Quattro voci fuori dal coro e la maggioranza in Consiglio regionale torna a scricchiolare. Questa mattina l’assemblea ha respinto, con 17 voti contrari e 12 a favore, un ordine del giorno presentato dal gruppo di Alpe nell’ambito della presentazione del rendiconto 2011 e dell’assestamento di bilancio. Hanno votato a favore quattro consiglieri in più rispetto a quelli di minoranza.

L’ordine del giorno “incriminato” riguardava la richiesta di impegnare la prima commissione “ad approfondire le presunte carenze del sistema di controllo dei progetti finanziati con contributi dell’Unione europea, a individuare le modalità più opportune per accelerare gli impegni di spesa e i pagamenti relativi al progetto obiettivo Occupazione e a effettuare un approfondimento sulle difficoltà di avanzamento dell’Asse 1”.

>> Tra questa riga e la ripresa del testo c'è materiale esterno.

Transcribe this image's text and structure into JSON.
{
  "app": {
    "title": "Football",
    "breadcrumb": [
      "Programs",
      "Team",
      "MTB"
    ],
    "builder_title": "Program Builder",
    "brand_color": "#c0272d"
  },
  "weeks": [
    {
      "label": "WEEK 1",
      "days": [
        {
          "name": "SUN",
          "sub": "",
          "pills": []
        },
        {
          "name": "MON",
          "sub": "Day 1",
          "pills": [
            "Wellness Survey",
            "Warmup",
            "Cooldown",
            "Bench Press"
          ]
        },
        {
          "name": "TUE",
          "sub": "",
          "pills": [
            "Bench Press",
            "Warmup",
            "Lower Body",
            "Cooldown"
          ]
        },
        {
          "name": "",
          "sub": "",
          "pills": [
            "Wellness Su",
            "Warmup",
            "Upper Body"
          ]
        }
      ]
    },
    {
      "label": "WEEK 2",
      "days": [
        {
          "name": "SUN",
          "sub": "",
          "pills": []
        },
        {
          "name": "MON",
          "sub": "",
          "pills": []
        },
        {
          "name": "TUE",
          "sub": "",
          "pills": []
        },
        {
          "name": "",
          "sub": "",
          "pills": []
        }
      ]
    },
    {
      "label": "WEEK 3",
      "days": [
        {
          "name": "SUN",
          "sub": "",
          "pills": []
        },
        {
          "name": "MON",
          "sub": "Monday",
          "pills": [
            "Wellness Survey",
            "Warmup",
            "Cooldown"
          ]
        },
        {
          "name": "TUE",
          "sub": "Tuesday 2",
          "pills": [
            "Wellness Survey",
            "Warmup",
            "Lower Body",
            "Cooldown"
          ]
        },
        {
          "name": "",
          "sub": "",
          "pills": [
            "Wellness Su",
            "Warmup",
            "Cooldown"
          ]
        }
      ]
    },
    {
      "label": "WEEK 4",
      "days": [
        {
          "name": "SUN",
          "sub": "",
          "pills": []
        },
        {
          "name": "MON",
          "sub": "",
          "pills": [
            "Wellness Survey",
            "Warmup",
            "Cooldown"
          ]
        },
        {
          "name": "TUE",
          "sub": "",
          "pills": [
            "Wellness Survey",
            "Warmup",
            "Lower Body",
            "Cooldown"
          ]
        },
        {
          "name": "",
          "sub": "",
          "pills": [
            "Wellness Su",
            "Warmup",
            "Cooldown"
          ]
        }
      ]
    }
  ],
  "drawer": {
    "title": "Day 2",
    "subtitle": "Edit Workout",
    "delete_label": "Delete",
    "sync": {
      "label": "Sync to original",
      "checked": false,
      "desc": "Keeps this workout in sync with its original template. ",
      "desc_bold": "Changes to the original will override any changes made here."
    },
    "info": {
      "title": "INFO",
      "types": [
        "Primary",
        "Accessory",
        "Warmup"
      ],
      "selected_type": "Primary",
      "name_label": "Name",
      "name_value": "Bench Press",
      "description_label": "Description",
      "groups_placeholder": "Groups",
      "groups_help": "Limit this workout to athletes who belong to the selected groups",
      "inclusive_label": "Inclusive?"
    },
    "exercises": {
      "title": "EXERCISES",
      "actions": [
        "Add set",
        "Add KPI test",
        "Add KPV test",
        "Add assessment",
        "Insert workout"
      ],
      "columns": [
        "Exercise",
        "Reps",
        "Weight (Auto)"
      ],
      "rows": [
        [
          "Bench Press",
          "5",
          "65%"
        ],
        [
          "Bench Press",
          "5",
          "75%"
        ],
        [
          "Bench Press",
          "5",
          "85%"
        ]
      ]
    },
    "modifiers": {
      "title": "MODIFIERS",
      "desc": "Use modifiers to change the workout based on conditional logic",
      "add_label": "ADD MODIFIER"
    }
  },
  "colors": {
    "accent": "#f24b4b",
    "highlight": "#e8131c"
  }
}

La pausa per il pranzo non ha fatto cambiare idea ai franchi tiratori che si sono riprensentati anche nel pomeriggio, in occasione di altri due emendamenti, sul disegno di legge regionale di Assestamento del bilancio di previsione per l’anno finanziario 2012. Il primo, proposto da Alpe, che verteva sull’articolo 9, "Erogazione di un contributo per l’organizzazione del Premio biennale di arte europea", è stato respinto con 19 voti contrari e 10 favorevoli (due in più rispetto al numero dei consiglieri di minoranza). Il secondo presentato dalla maggioranza e relativo all’articolo 18 ter (Forte di Bard), ha invece ottenuto 16 voti a favore e 12 contrari (quattro in piu’ rispetto alla minoranza).

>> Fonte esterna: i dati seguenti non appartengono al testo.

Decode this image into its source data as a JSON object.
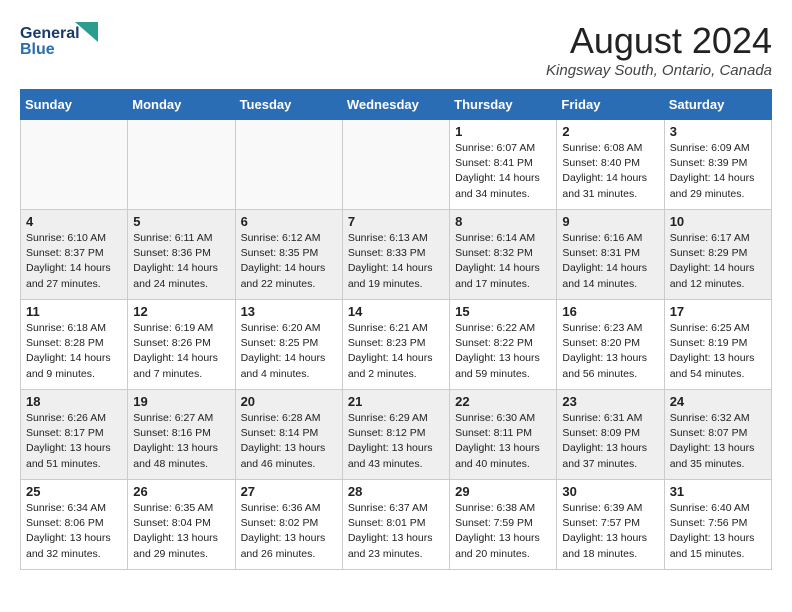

Maggioranza ricompattata sull’approvazione del rendiconto
Alla fine, il Consiglio regionale ha concluso i propri lavori approvando il rendiconto generale 2011 (20 voti a favore e 8 contrari di Alpe e PD) e l’assestamento del bilancio di previsione 2012-2014 della Regione (22 sì e 8 contro) : i franchi tiratori, quindi, sono rientrati nei ranghi. Presentato da Andrea Rosset (Uv), il rendiconto evidenzia nella gestione di competenza – differenza tra entrate accertate e spese impegnate – "un risultato negativo di 206 milioni di euro, in buona parte compensati dall’avanzo di amministrazione del 2010 che fu pari a 128 milioni; l’applicazione di tale avanzo ha comportato un disavanzo di gestione della competenza di 78 milioni di euro".

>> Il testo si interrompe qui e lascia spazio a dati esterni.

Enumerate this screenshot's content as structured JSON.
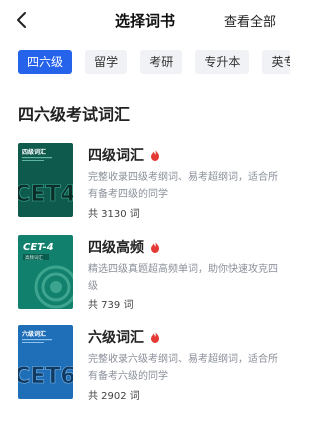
{
  "header": {
    "title": "选择词书",
    "view_all": "查看全部"
  },
  "tabs": [
    {
      "label": "四六级",
      "active": true
    },
    {
      "label": "留学",
      "active": false
    },
    {
      "label": "考研",
      "active": false
    },
    {
      "label": "专升本",
      "active": false
    },
    {
      "label": "英专",
      "active": false
    }
  ],
  "section": {
    "title": "四六级考试词汇"
  },
  "books": [
    {
      "name": "四级词汇",
      "desc": "完整收录四级考纲词、易考超纲词，适合所有备考四级的同学",
      "count": "共 3130 词",
      "cover": {
        "label": "四级词汇",
        "big": "CET4",
        "color": "#0e5b4d"
      }
    },
    {
      "name": "四级高频",
      "desc": "精选四级真题超高频单词，助你快速攻克四级",
      "count": "共 739 词",
      "cover": {
        "label": "CET-4",
        "sub": "高频词汇",
        "color": "#11806d"
      }
    },
    {
      "name": "六级词汇",
      "desc": "完整收录六级考纲词、易考超纲词，适合所有备考六级的同学",
      "count": "共 2902 词",
      "cover": {
        "label": "六级词汇",
        "big": "CET6",
        "color": "#1f6fb8"
      }
    }
  ],
  "colors": {
    "accent": "#2563eb",
    "hot": "#e53935"
  }
}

"Il risultato di amministrazione di 58 milioni – ha aggiunto Rosset – è spiegato dal positivo risultato della gestione dei residui che ha registrato la riduzione dei residui passivi per 140 milioni e di quelli attivi per 2,6 milioni a cui si sottrae il disavanzo della gestione di competenza per 78,5 milioni’. Per quanto riguarda le entrate, "le previsioni definitive del 2011 superano del 6% la previsione iniziale e cio’ e’ dovuto in gran parte all’iscrizione dell’avanzo di amministrazione dell’esercizio 2010′. Per quanto riguarda le spese, lo scostamento tra previsioni iniziali e definitive, al netto delle contabilità speciali, è del 6% "con gli impegni che rappresentano il 92,5% delle previsioni definitive".

Il dibattito in aula
Per Roberto Louvin (Alpe), "il rendiconto è stato oggetto di approfondita analisi, è un consuntivo di svolta da questo punto di vista. Emerge una macchina di buona tenuta, è il guidatore che ha qualche difetto e non sa dove ci sta portando". Louvin ha poi segnalato "il netto calo dei proventi del casinò e il dimezzamento degli investimenti sul governo del territorio".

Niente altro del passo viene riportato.